After the incident, however, three months passed in which I fell with renewed fervor into my own relationship. I was still in love with my boyfriend. My catastrophic sexuality had not yet revealed its ugly head. His presence, the sight of his body, his voice on the phone moved me. I’d felt shudders when I had first met him – and the afterquakes of my intense love-at-first-sight still endured. The morbid, slightly destructive erotic flower had not yet blossomed inside me—it was still just a bud.

His lovemaking was beautiful and very giving. I felt complete in my wrecked erotic selfless self. I worshipped him. Yet, a small, romantic and scared side of me wanted to break free from the chains of being in love – of being powerless. And you know what? a nymph, no matter how good the sex with one man is, will sleep with others. I’d even dare say that the better the sex with one man is, the more greedy a woman like me will become. My boyfriend was a powerful, creative and amazing lover. An amazing man. Perhaps this is what led me to flee him. I couldn’t match him.

Then, one day, I slept with Adam. My bed became witness to the most strangely replete, wild first-sex-encounter of my life. This man was an animal—but in a very real way. His touches (or, rather, his spanks, strong grabs and suffocating grips) were penetratingly effectual. He was wild. Our meetings were like volcano blasts.

Many times followed, but I always resisted him at first. This drove him mad. He sent me maddened text messages in the middle of the night. Then disappeared for a while. Then I’d call out to him and he’d come back. He almost raped me one time. I cried, and when he saw me break, he kissed me and asked me whether I’d want to become his girl. But I didn’t. This power game, this sexual tension, this gushing ego play, I told him, can only live on the fringes between love and hate. I couldn’t normalize him inside my everyday life.

So, I became single again. And somewhere in these spring months, when hormones and plentiful eros abounds in the air like hay fever, the end of my relationship came. Panic attacks, sorrow—melting. Darkness. Then Adam found another woman and stopped talking to me. Summer came and went, leaving me melted and stuck on the sheets of my bed. And then I decided to go out. I met George. And Yanni. And Niko. And Stephanos. And Ishmael.

Older men in their majority, at least by two years. They weren’t simultaneous to each other and I didn’t sleep with all of them. I now make very careful selections about whom I allow in my home and in my body. All of them taught me something new about myself. New fragments of me became known to me with every new private encounter. It wasn’t about power anymore. It was a quest, a sort of meditation. Ultimate truth—myself-through the body.

All these faces—person pieces—of such diverse personalities, as well as certain parts of their bodies which specifically clicked with mine, have incised themselves on my skin. I carry all of them inside me. I’ve been called a white rose, a dirty little tramp, a spider, an angel, a devil, a conniving trickster, a princess, a selfish bitch, a calming power.

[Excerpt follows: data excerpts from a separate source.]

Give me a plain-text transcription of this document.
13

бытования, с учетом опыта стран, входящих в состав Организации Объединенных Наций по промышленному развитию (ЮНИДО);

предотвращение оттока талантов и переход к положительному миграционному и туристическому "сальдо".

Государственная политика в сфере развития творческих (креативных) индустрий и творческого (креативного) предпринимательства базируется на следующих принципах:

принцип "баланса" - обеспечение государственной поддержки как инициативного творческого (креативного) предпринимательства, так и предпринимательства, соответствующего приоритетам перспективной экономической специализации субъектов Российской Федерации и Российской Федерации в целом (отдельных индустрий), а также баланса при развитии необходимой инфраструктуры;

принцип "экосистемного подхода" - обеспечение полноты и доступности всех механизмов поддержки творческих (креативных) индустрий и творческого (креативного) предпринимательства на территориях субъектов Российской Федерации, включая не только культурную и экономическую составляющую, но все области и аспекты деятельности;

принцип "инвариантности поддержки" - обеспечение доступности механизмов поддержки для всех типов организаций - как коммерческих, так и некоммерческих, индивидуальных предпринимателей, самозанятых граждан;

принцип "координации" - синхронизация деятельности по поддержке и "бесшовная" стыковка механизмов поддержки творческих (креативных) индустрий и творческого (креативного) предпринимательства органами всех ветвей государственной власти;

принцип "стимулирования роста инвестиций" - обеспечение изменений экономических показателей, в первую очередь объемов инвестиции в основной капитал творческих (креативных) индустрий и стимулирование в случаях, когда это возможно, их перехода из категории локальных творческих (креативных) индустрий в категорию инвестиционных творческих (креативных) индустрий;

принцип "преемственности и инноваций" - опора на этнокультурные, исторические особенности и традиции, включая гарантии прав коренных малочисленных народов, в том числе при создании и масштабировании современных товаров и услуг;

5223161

I’ve collected numerous appellations relating to my person in this past decade of my active sexual life, and looking back to draw some sort of conclusion of who I am, I see how fascinating it is that every single man—and a brief crush I had on two women—brought out a completely different part of myself. I was a million different little selves into this one body, hiding behind these two eyes, talking behind these two lips and thinking in so many little voices in my brain. Man, in the general sense of the term, is a whole population.

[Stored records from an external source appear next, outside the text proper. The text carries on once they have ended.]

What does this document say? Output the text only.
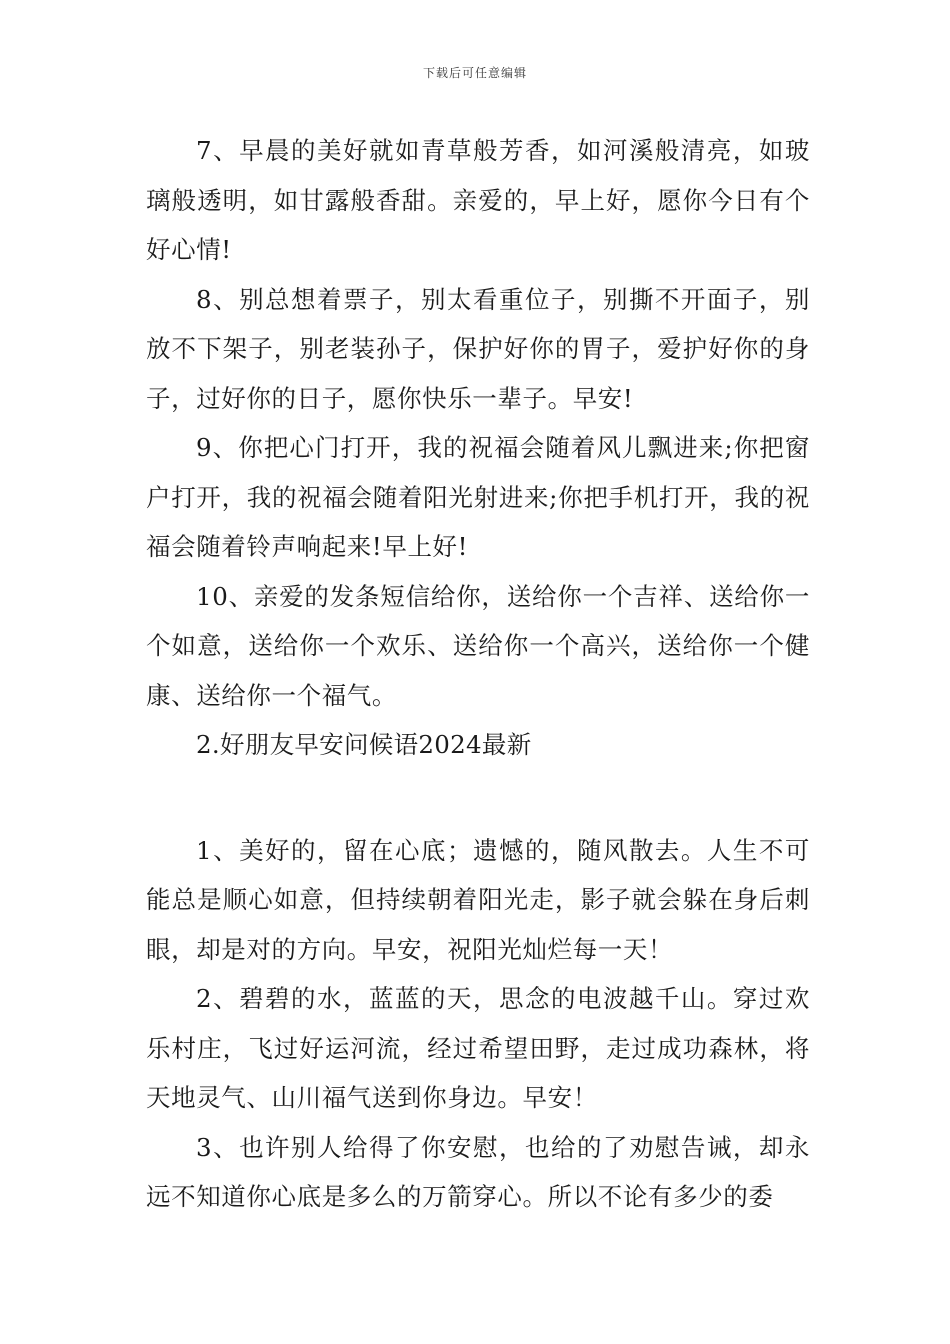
下载后可任意编辑

7、早晨的美好就如青草般芳香，如河溪般清亮，如玻璃般透明，如甘露般香甜。亲爱的，早上好，愿你今日有个好心情!

8、别总想着票子，别太看重位子，别撕不开面子，别放不下架子，别老装孙子，保护好你的胃子，爱护好你的身子，过好你的日子，愿你快乐一辈子。早安!

9、你把心门打开，我的祝福会随着风儿飘进来;你把窗户打开，我的祝福会随着阳光射进来;你把手机打开，我的祝福会随着铃声响起来!早上好!

10、亲爱的发条短信给你，送给你一个吉祥、送给你一个如意，送给你一个欢乐、送给你一个高兴，送给你一个健康、送给你一个福气。

2.好朋友早安问候语2024最新

1、美好的，留在心底；遗憾的，随风散去。人生不可能总是顺心如意，但持续朝着阳光走，影子就会躲在身后刺眼，却是对的方向。早安，祝阳光灿烂每一天！

2、碧碧的水，蓝蓝的天，思念的电波越千山。穿过欢乐村庄，飞过好运河流，经过希望田野，走过成功森林，将天地灵气、山川福气送到你身边。早安！

3、也许别人给得了你安慰，也给的了劝慰告诫，却永远不知道你心底是多么的万箭穿心。所以不论有多少的委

I feel I’ve succeeded in connecting intimately with the meaning of freedom—at least my own version of it. Complexity; I embrace it. I’ve tried writing down my life through small experiences jotted down in notebooks in order to assemble all these pieces and create a portrait of who I am. But it’s elusive, this portrait. It’s so different than what it used to be. It seems to change all the time. Now, I’ve learned to embrace this multiformity and see it as an immense forest hiding an array of minute, mini microcosms.